Case Study 5: Capacity Plan That Ignores Saturation
Scenario: A service handles 1,000 req/s on one instance. The team assumes ten instances handle 10,000 req/s. At 6,000 req/s, database connections and queueing dominate.
Source anchor: Neil Gunther's Universal Scalability Law is a standard model for scalability limits from contention and coherency.
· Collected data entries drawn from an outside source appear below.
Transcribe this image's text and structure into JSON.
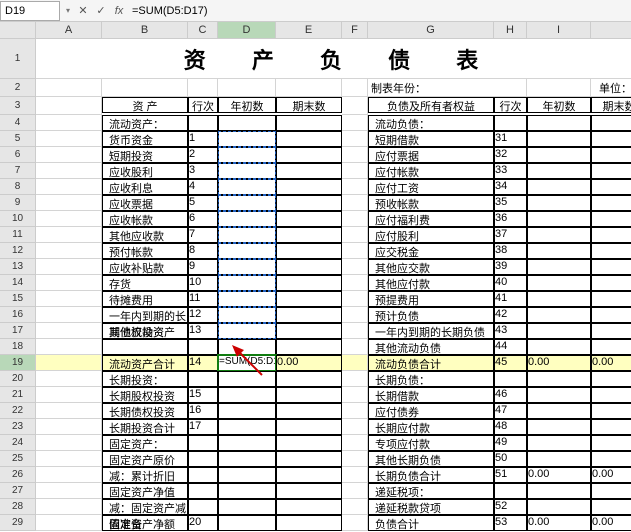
{
  "formula_bar": {
    "cell_ref": "D19",
    "formula": "=SUM(D5:D17)",
    "fx_label": "fx",
    "cancel_icon": "✕",
    "confirm_icon": "✓"
  },
  "columns": [
    "A",
    "B",
    "C",
    "D",
    "E",
    "F",
    "G",
    "H",
    "I"
  ],
  "title": "资 产 负 债 表",
  "meta": {
    "period_label": "制表年份：",
    "unit_label": "单位：元"
  },
  "hdr": {
    "asset": "资  产",
    "seq": "行次",
    "begin": "年初数",
    "end": "期末数",
    "liab": "负债及所有者权益"
  },
  "rows": [
    {
      "r": 4,
      "a": "流动资产：",
      "l": "流动负债："
    },
    {
      "r": 5,
      "a": "货币资金",
      "an": "1",
      "l": "短期借款",
      "ln": "31"
    },
    {
      "r": 6,
      "a": "短期投资",
      "an": "2",
      "l": "应付票据",
      "ln": "32"
    },
    {
      "r": 7,
      "a": "应收股利",
      "an": "3",
      "l": "应付帐款",
      "ln": "33"
    },
    {
      "r": 8,
      "a": "应收利息",
      "an": "4",
      "l": "应付工资",
      "ln": "34"
    },
    {
      "r": 9,
      "a": "应收票据",
      "an": "5",
      "l": "预收帐款",
      "ln": "35"
    },
    {
      "r": 10,
      "a": "应收帐款",
      "an": "6",
      "l": "应付福利费",
      "ln": "36"
    },
    {
      "r": 11,
      "a": "其他应收款",
      "an": "7",
      "l": "应付股利",
      "ln": "37"
    },
    {
      "r": 12,
      "a": "预付帐款",
      "an": "8",
      "l": "应交税金",
      "ln": "38"
    },
    {
      "r": 13,
      "a": "应收补贴款",
      "an": "9",
      "l": "其他应交款",
      "ln": "39"
    },
    {
      "r": 14,
      "a": "存货",
      "an": "10",
      "l": "其他应付款",
      "ln": "40"
    },
    {
      "r": 15,
      "a": "待摊费用",
      "an": "11",
      "l": "预提费用",
      "ln": "41"
    },
    {
      "r": 16,
      "a": "一年内到期的长期债权投资",
      "an": "12",
      "l": "预计负债",
      "ln": "42"
    },
    {
      "r": 17,
      "a": "其他流动资产",
      "an": "13",
      "l": "一年内到期的长期负债",
      "ln": "43"
    },
    {
      "r": 18,
      "a": "",
      "l": "其他流动负债",
      "ln": "44"
    },
    {
      "r": 19,
      "a": "流动资产合计",
      "an": "14",
      "ae": "0.00",
      "l": "流动负债合计",
      "ln": "45",
      "lb": "0.00",
      "le": "0.00",
      "sel": true,
      "formula": "=SUM(D5:D17)"
    },
    {
      "r": 20,
      "a": "长期投资：",
      "l": "长期负债："
    },
    {
      "r": 21,
      "a": "长期股权投资",
      "an": "15",
      "l": "长期借款",
      "ln": "46"
    },
    {
      "r": 22,
      "a": "长期债权投资",
      "an": "16",
      "l": "应付债券",
      "ln": "47"
    },
    {
      "r": 23,
      "a": "长期投资合计",
      "an": "17",
      "l": "长期应付款",
      "ln": "48"
    },
    {
      "r": 24,
      "a": "固定资产：",
      "l": "专项应付款",
      "ln": "49"
    },
    {
      "r": 25,
      "a": "固定资产原价",
      "l": "其他长期负债",
      "ln": "50"
    },
    {
      "r": 26,
      "a": "减：累计折旧",
      "l": "长期负债合计",
      "ln": "51",
      "lb": "0.00",
      "le": "0.00"
    },
    {
      "r": 27,
      "a": "固定资产净值",
      "l": "递延税项：",
      "ln": ""
    },
    {
      "r": 28,
      "a": "减：固定资产减值准备",
      "l": "递延税款贷项",
      "ln": "52"
    },
    {
      "r": 29,
      "a": "固定资产净额",
      "an": "20",
      "l": "负债合计",
      "ln": "53",
      "lb": "0.00",
      "le": "0.00"
    }
  ]
}
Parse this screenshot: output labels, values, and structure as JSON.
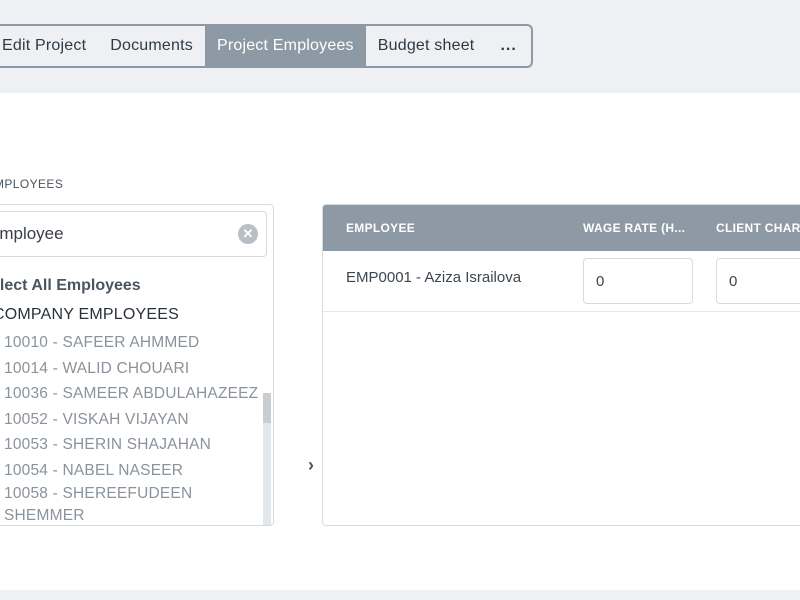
{
  "tabs": [
    {
      "label": "Edit Project",
      "active": false
    },
    {
      "label": "Documents",
      "active": false
    },
    {
      "label": "Project Employees",
      "active": true
    },
    {
      "label": "Budget sheet",
      "active": false
    },
    {
      "label": "...",
      "active": false
    }
  ],
  "section_label": "MPLOYEES",
  "search": {
    "placeholder": "Employee",
    "value": ""
  },
  "select_all_label": "elect All Employees",
  "group_title": "COMPANY EMPLOYEES",
  "employees": [
    "10010 - SAFEER AHMMED",
    "10014 - WALID CHOUARI",
    "10036 - SAMEER ABDULAHAZEEZ",
    "10052 - VISKAH VIJAYAN",
    "10053 - SHERIN SHAJAHAN",
    "10054 - NABEL NASEER",
    "10058 - SHEREEFUDEEN SHEMMER"
  ],
  "transfer_arrow": "›",
  "table": {
    "headers": [
      "EMPLOYEE",
      "WAGE RATE (H...",
      "CLIENT CHAR"
    ],
    "rows": [
      {
        "employee": "EMP0001 - Aziza Israilova",
        "wage_rate": "0",
        "client_charge": "0"
      }
    ]
  },
  "colors": {
    "accent": "#8e99a6",
    "panel": "#ffffff",
    "background": "#eef0f3"
  }
}
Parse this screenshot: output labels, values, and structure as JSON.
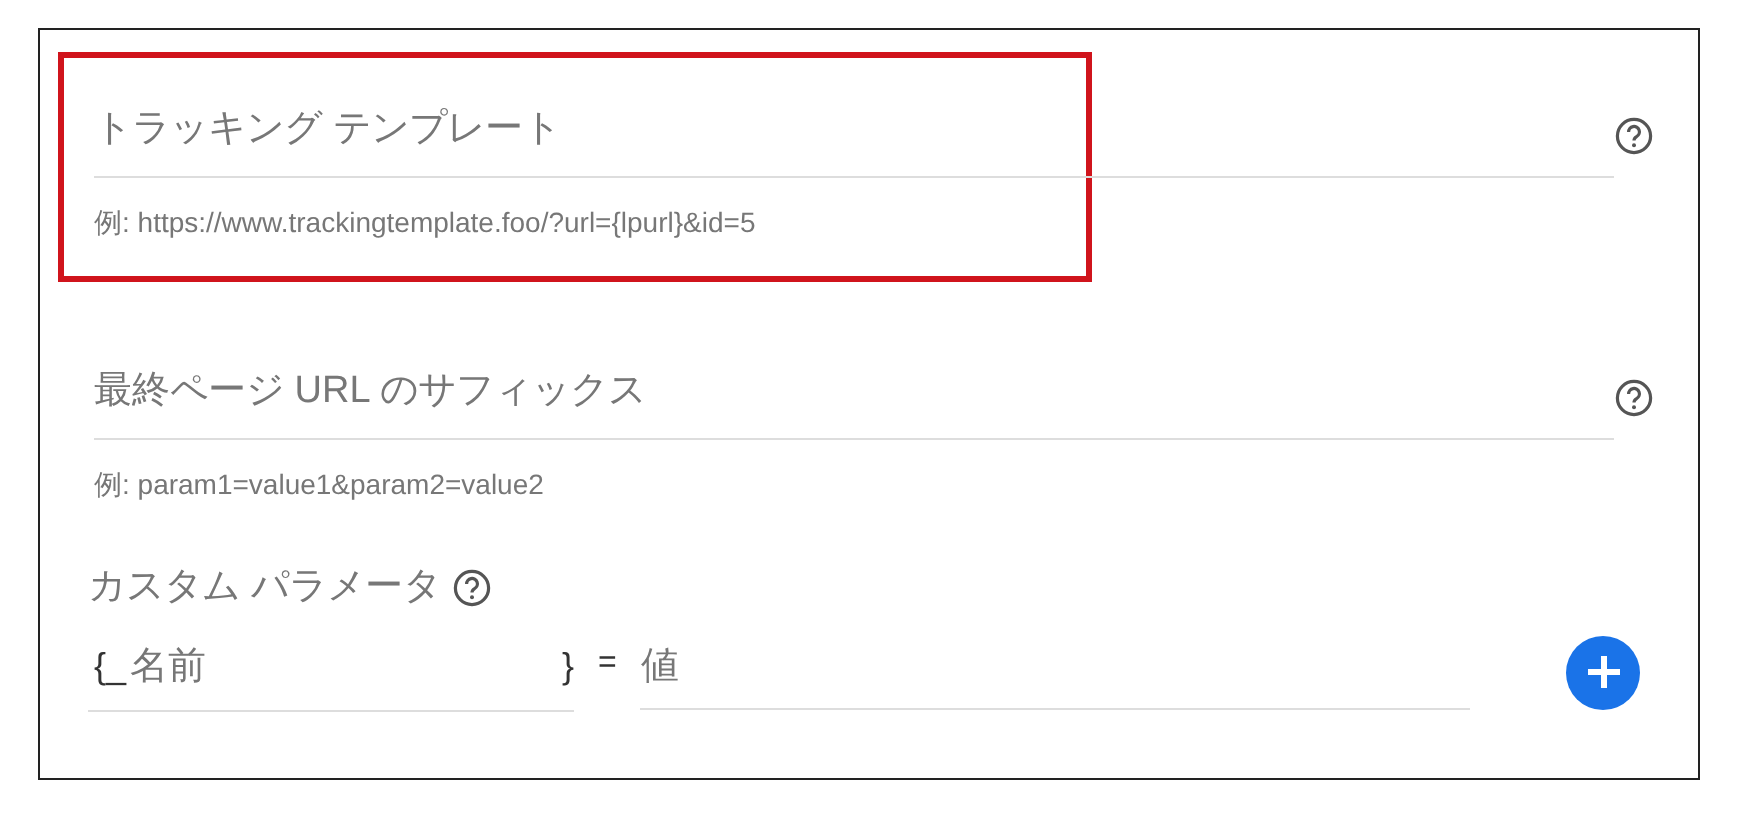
{
  "fields": [
    {
      "placeholder": "トラッキング テンプレート",
      "hint": "例: https://www.trackingtemplate.foo/?url={lpurl}&id=5",
      "highlighted": true
    },
    {
      "placeholder": "最終ページ URL のサフィックス",
      "hint": "例: param1=value1&param2=value2",
      "highlighted": false
    }
  ],
  "custom_parameters": {
    "label": "カスタム パラメータ",
    "prefix": "{_",
    "name_placeholder": "名前",
    "suffix": "}",
    "equals": "=",
    "value_placeholder": "値"
  }
}
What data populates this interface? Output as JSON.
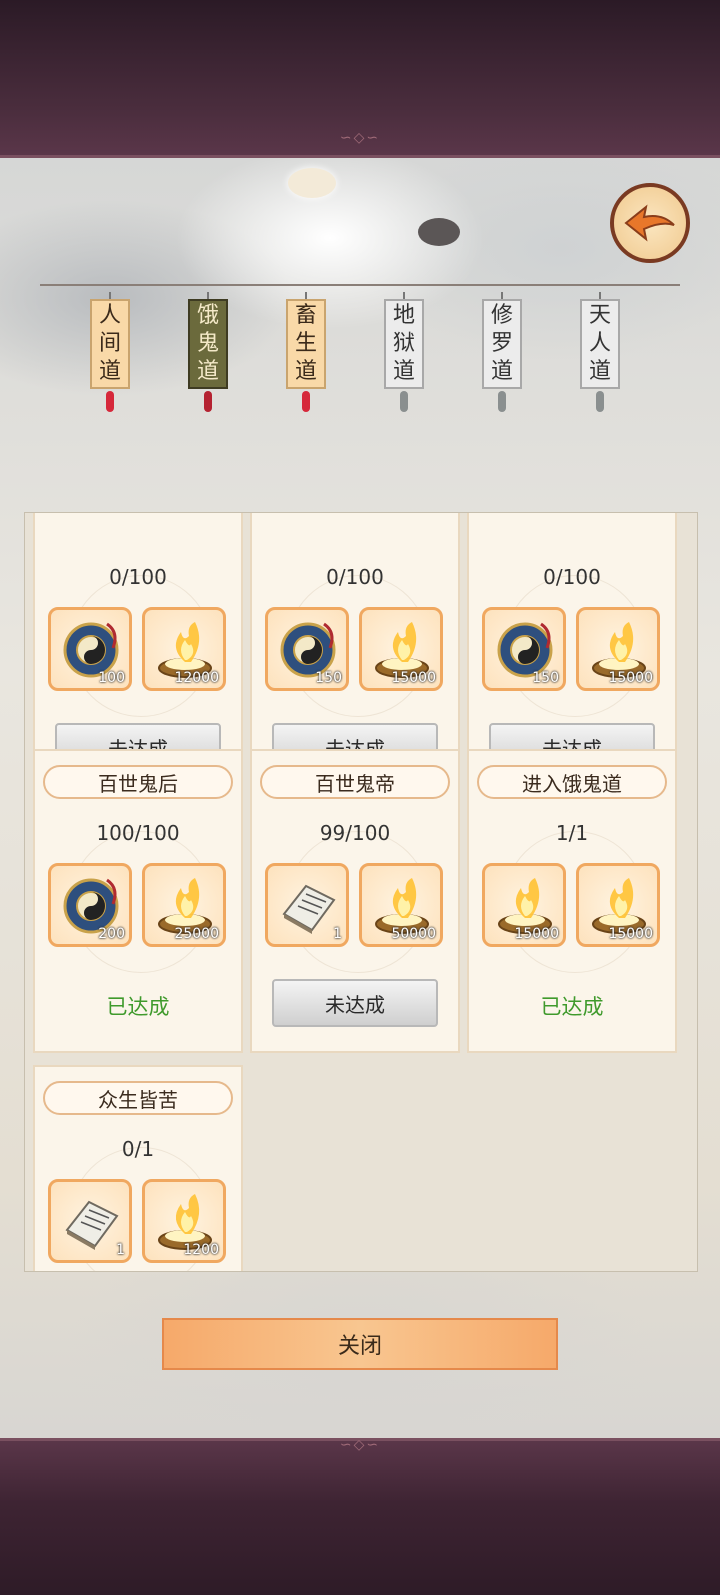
{
  "tabs": [
    {
      "label": "人间道",
      "state": "normal"
    },
    {
      "label": "饿鬼道",
      "state": "active"
    },
    {
      "label": "畜生道",
      "state": "normal"
    },
    {
      "label": "地狱道",
      "state": "locked"
    },
    {
      "label": "修罗道",
      "state": "locked"
    },
    {
      "label": "天人道",
      "state": "locked"
    }
  ],
  "cards": [
    {
      "title": "",
      "progress": "0/100",
      "items": [
        {
          "icon": "bagua-icon",
          "count": "100"
        },
        {
          "icon": "incense-burner-icon",
          "count": "12000"
        }
      ],
      "status": "未达成",
      "done": false
    },
    {
      "title": "",
      "progress": "0/100",
      "items": [
        {
          "icon": "bagua-icon",
          "count": "150"
        },
        {
          "icon": "incense-burner-icon",
          "count": "15000"
        }
      ],
      "status": "未达成",
      "done": false
    },
    {
      "title": "",
      "progress": "0/100",
      "items": [
        {
          "icon": "bagua-icon",
          "count": "150"
        },
        {
          "icon": "incense-burner-icon",
          "count": "15000"
        }
      ],
      "status": "未达成",
      "done": false
    },
    {
      "title": "百世鬼后",
      "progress": "100/100",
      "items": [
        {
          "icon": "bagua-icon",
          "count": "200"
        },
        {
          "icon": "incense-burner-icon",
          "count": "25000"
        }
      ],
      "status": "已达成",
      "done": true
    },
    {
      "title": "百世鬼帝",
      "progress": "99/100",
      "items": [
        {
          "icon": "scroll-book-icon",
          "count": "1"
        },
        {
          "icon": "incense-burner-icon",
          "count": "50000"
        }
      ],
      "status": "未达成",
      "done": false
    },
    {
      "title": "进入饿鬼道",
      "progress": "1/1",
      "items": [
        {
          "icon": "incense-burner-icon",
          "count": "15000"
        },
        {
          "icon": "incense-burner-icon",
          "count": "15000"
        }
      ],
      "status": "已达成",
      "done": true
    },
    {
      "title": "众生皆苦",
      "progress": "0/1",
      "items": [
        {
          "icon": "scroll-book-icon",
          "count": "1"
        },
        {
          "icon": "incense-burner-icon",
          "count": "1200"
        }
      ],
      "status": "",
      "done": false
    }
  ],
  "close_label": "关闭",
  "colors": {
    "done": "#3f9a2c",
    "item_border": "#f0a860"
  }
}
See Universal Scalability Law resources.
Module concepts: capacity planning, saturation, contention, queueing, horizontal scaling limit.
Wrong Approach
Assume throughput scales linearly with instances.
Better Approach
Measure bottlenecks:
per instance capacity:
shared DB bottleneck:
connection pool:
queue depth:
cache hit ratio:
peak/headroom:
Tradeoff Table
| Choice | Gain | Cost |
|---|---|---|
| add instances | fast app scaling | shifts bottleneck |
| shard DB | more write capacity | operational complexity |
| cache | reduces backend load | invalidation/staleness |
| admission control | protects latency | rejects excess |
Required Artifact
Create a capacity worksheet with current load, peak multiplier, bottleneck, headroom, and scale trigger.
Source Map
| Source | Use it for |
|---|---|
| Google SRE: Error Budget Policy | connecting SLOs to release policy |
| Google SRE: Monitoring Distributed Systems | four golden signals and monitoring discipline |
| AWS Builders' Library: Timeouts and retries | backoff, jitter, overload prevention |
| Atlassian: Blameless postmortems | incident review practice |
| Universal Scalability Law | contention/coherency limits on scaling |
Completion Standard
- At least three artifacts are completed.
- At least one SLO policy includes budget consequences.
- At least one dashboard uses percentiles.
- At least one incident review has verified follow-ups.